Torrey Davis (born September 24, 1988) is an American former football defensive tackle. He played for the Calgary Stampeders, Hamilton Tiger-Cats and Edmonton Eskimos of the Canadian Football League (CFL). He played college football of the Florida Gators football team for the University of Florida and the Jacksonville State Gamecocks football team of the Jacksonville State University.

A former five-star recruit out of Armwood High School, Davis played two seasons for the Gators, including the 2008 championship season. He made two goal-line tackles in the national championship game against Oklahoma. However, he also had off-the-field trouble, as he was cited for underage drinking in January 2008, and for driving with a suspended license in July 2008. In March 2009, he decided to leave the Florida Gators, and was soon later arrested for violation of probation. He transferred to Jacksonville State, where he played one season before leaving for the NFL.

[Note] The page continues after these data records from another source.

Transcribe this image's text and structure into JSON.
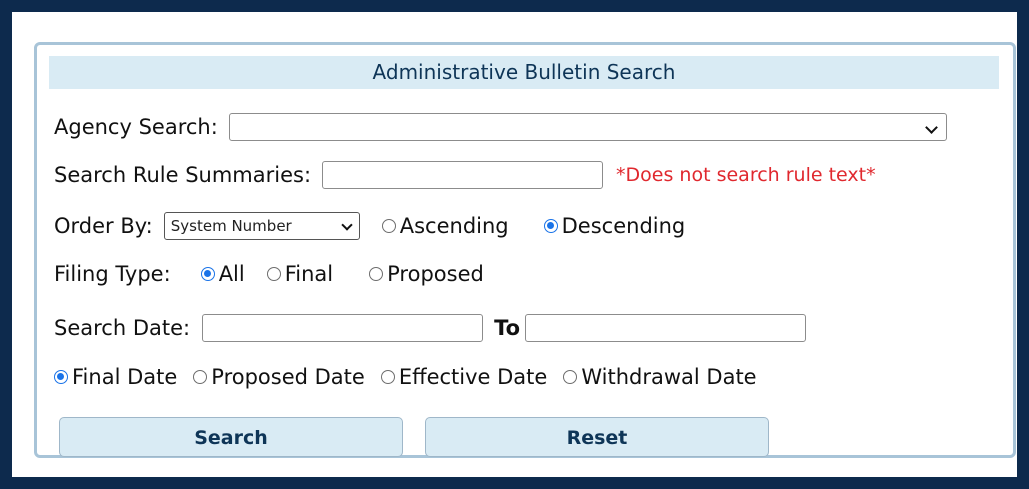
{
  "header": {
    "title": "Administrative Bulletin Search"
  },
  "agency": {
    "label": "Agency Search:",
    "value": ""
  },
  "summaries": {
    "label": "Search Rule Summaries:",
    "value": "",
    "note": "*Does not search rule text*"
  },
  "order": {
    "label": "Order By:",
    "select_value": "System Number",
    "options": [
      {
        "label": "Ascending",
        "selected": false
      },
      {
        "label": "Descending",
        "selected": true
      }
    ]
  },
  "filing": {
    "label": "Filing Type:",
    "options": [
      {
        "label": "All",
        "selected": true
      },
      {
        "label": "Final",
        "selected": false
      },
      {
        "label": "Proposed",
        "selected": false
      }
    ]
  },
  "date": {
    "label": "Search Date:",
    "to_label": "To",
    "from_value": "",
    "to_value": ""
  },
  "date_type": {
    "options": [
      {
        "label": "Final Date",
        "selected": true
      },
      {
        "label": "Proposed Date",
        "selected": false
      },
      {
        "label": "Effective Date",
        "selected": false
      },
      {
        "label": "Withdrawal Date",
        "selected": false
      }
    ]
  },
  "buttons": {
    "search": "Search",
    "reset": "Reset"
  },
  "colors": {
    "frame": "#0d2a4d",
    "header_bg": "#d9ebf4",
    "accent": "#1a73e8",
    "note": "#e0282e"
  }
}
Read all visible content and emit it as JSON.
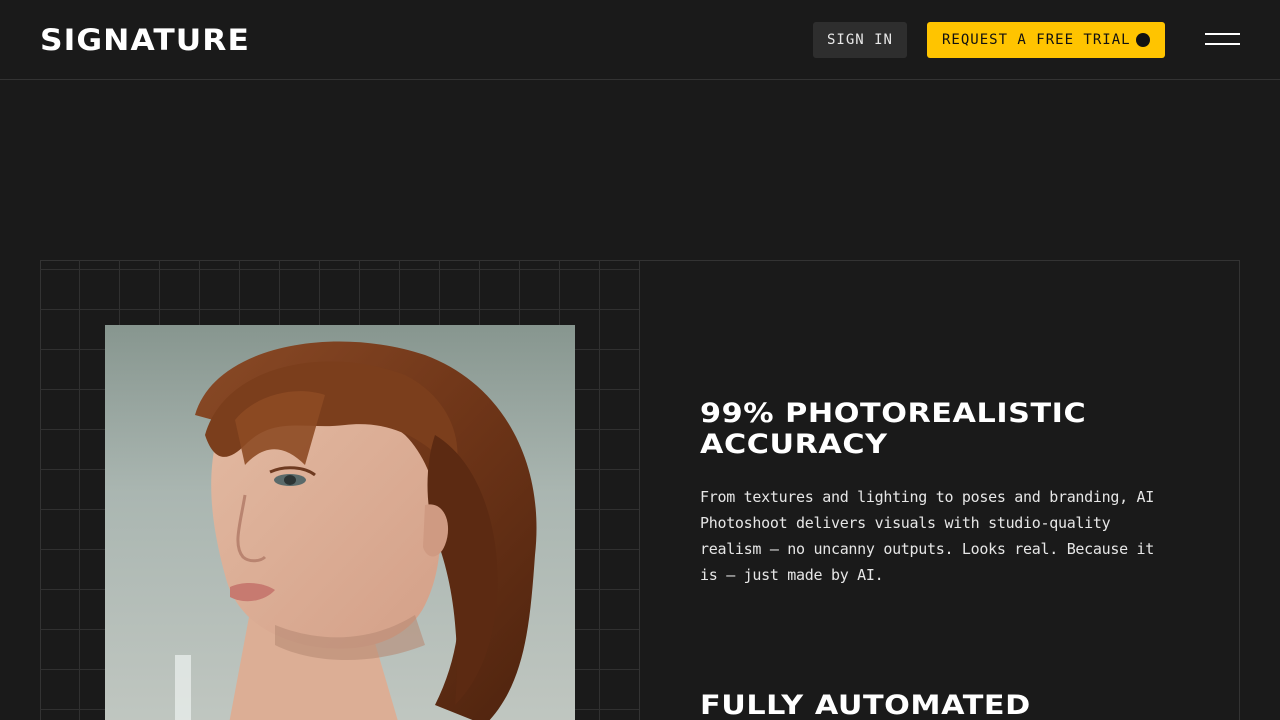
{
  "header": {
    "logo": "SIGNATURE",
    "sign_in_label": "SIGN IN",
    "trial_label": "REQUEST A FREE TRIAL",
    "menu_icon": "hamburger-menu-icon"
  },
  "features": [
    {
      "title": "99% PHOTOREALISTIC ACCURACY",
      "body": "From textures and lighting to poses and branding, AI Photoshoot delivers visuals with studio-quality realism — no uncanny outputs. Looks real. Because it is — just made by AI."
    },
    {
      "title": "FULLY AUTOMATED",
      "body": ""
    }
  ],
  "colors": {
    "background": "#1a1a1a",
    "accent": "#ffc400",
    "button_dark": "#2e2e2e",
    "border": "#333333"
  }
}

Davis went undrafted in the 2010 NFL draft, but was later signed on the Tampa Bay Buccaneers off-season squad. He did not make the season roster, and eventually played with Spokane and Kansas City of the Arena Football League, before winding up in the CFL. On June 9, 2016, Davis was assigned to the Tampa Bay Storm. On June 15, 2016, Davis was placed on recallable reassignment. On July 18, 2016, Davis was placed on league suspension.